The mariner was checking out the book The Silo Effect, The Peril of Expertise and the Promise of Breaking Down Barriers by Jillian Tett (Simon and Shuster). Today on Global Public Square, Fareed Zakaria featured the same Book and Chris Hayes, MSNBC anchor, reviewed the same on his website. Great minds. . . .

The mariner is intrigued because so much of the text reflects his own career experience as a consultant who, by the nature of his assignments, was constantly battling highly territorial departments that did not want to change or share their information. Tett calls these vertical departments ‘silos.’ Tett’s point is that specialization – both of organizations and personal ambition – prevents innovation, creativity, and intelligent interpretation of reality. Historically, these open-minded attributes are the edge that made the United States a premier nation among nations. (Reference mariner’s posts about the demise of liberal arts education.)

Tett cites a number of institutions that deliberately reorganized to improve corporate functionality, customer service, innovation, and efficiency. Tett is a PhD anthropologist; her explanations tend toward behavioral modification rather than the management modification prominent in Deming, Drucker, and others popular in the 60’s and 70’s. An example at the Cleveland Clinic is not only to reorganize medical departments but also to renovate the building so that meeting spaces, casual spaces, and medical processes draw mixed teams and managers into an open space concept. Tett uses SONY as an example of death by specialization; the company was tightly organized and highly specialized at the worker level. SONY lost its top-of-the-heap position selling SONY Walkman music devices – failing to read new market pressures. In the meantime, Steve Jobs stepped in with the IPod. SONY hasn’t been at the top since.

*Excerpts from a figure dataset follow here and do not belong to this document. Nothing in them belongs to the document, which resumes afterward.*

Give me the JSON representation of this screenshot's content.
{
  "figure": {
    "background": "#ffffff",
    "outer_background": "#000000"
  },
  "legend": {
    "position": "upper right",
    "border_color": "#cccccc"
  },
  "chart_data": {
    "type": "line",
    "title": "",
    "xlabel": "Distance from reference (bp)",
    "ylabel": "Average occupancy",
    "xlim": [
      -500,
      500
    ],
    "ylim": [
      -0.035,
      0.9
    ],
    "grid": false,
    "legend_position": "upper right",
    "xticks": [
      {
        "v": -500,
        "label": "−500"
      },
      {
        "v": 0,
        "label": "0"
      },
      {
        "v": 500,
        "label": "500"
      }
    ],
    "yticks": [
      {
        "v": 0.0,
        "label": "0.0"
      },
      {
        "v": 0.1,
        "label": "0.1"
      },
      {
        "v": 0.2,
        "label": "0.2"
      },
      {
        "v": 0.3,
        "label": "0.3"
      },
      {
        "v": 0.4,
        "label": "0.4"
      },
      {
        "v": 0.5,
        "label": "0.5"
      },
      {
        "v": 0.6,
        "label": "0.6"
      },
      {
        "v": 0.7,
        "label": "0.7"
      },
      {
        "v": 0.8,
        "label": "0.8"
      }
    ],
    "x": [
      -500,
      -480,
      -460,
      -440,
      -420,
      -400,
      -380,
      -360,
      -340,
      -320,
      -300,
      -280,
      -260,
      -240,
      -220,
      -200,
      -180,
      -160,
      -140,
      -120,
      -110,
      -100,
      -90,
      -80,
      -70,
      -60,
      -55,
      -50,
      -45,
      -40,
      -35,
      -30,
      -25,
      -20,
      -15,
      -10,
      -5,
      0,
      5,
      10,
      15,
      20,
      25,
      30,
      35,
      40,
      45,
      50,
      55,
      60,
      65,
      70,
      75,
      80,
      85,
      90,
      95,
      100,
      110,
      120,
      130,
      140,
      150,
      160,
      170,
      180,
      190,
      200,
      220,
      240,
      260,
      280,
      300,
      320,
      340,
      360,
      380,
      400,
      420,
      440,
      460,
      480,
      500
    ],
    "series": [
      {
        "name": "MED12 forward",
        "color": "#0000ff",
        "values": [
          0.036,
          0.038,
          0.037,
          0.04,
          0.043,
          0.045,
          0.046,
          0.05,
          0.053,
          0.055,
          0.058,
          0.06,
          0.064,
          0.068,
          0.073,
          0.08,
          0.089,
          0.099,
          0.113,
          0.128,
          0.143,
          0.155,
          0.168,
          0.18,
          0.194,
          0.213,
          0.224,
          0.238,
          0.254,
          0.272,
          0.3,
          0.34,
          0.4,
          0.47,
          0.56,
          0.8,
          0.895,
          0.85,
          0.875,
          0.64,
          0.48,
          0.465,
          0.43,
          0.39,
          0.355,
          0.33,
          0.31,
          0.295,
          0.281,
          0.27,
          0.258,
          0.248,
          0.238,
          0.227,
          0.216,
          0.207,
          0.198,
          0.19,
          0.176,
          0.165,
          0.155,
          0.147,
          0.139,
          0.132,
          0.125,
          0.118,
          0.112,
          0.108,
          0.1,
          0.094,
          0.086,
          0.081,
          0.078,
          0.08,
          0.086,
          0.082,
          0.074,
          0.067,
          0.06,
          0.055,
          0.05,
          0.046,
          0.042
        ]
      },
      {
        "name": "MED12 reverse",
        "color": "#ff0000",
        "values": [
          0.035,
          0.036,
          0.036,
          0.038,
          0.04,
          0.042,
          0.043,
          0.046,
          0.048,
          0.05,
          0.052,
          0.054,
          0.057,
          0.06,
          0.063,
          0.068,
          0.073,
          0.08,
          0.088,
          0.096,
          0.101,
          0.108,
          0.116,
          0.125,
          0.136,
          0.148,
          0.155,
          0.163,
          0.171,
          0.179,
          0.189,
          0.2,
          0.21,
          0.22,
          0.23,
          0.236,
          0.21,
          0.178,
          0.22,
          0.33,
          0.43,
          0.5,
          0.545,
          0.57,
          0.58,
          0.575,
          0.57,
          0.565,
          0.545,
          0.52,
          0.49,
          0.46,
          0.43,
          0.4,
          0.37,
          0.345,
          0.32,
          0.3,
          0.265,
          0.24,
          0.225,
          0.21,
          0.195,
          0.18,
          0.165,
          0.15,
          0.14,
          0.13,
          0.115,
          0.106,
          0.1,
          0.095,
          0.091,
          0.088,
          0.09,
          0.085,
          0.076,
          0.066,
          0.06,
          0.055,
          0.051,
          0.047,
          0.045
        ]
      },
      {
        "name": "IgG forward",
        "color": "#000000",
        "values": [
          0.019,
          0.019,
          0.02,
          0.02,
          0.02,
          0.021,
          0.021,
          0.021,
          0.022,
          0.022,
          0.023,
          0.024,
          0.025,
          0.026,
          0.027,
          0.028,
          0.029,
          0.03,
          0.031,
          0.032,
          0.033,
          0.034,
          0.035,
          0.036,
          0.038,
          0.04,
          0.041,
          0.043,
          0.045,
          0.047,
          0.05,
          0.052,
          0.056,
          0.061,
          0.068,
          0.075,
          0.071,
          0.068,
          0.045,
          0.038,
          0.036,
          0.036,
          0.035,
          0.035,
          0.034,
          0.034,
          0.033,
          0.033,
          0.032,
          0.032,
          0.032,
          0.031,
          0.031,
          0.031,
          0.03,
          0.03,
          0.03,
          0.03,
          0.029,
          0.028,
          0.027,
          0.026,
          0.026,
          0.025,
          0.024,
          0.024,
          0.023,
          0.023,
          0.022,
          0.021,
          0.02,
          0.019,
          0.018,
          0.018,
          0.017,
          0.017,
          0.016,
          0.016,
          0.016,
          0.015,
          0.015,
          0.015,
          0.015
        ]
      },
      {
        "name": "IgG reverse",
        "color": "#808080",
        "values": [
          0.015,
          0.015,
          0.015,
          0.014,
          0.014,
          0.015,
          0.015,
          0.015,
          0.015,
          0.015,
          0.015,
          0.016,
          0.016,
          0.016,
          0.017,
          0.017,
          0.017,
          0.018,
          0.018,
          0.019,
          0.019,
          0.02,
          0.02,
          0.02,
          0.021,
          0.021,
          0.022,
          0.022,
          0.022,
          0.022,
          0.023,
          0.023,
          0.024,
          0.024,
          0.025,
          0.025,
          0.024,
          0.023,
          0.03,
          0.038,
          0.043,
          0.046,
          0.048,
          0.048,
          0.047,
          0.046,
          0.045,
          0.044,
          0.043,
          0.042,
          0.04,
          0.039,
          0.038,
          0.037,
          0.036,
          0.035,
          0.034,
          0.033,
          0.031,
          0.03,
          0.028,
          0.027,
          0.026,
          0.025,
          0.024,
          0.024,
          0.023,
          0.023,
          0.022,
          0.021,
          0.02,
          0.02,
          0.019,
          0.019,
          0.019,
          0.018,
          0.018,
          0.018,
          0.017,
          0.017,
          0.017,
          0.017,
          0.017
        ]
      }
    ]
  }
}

Politics, Religion and Economics

Thinking about Jillian Tett’s book and its emphasis on creative problem solving, and the desire to integrate values to better predict future reality, turns the mariner’s mind to the battles of church and state, conservative right versus progressive left, oligarchy versus democracy, etc. All these issues and many more are bound by their belief systems. One cannot share absolute principles – only defend them. One cannot merge polarized attitudes – only seek to destroy opposites. Today, suffering our dysfunctional governments, our religious institutions that long ago forgot Christian principles, and our descent into greed, we are at a huge intersection in the nation’s history. An open question: How can we introduce innovation into an age of specialization?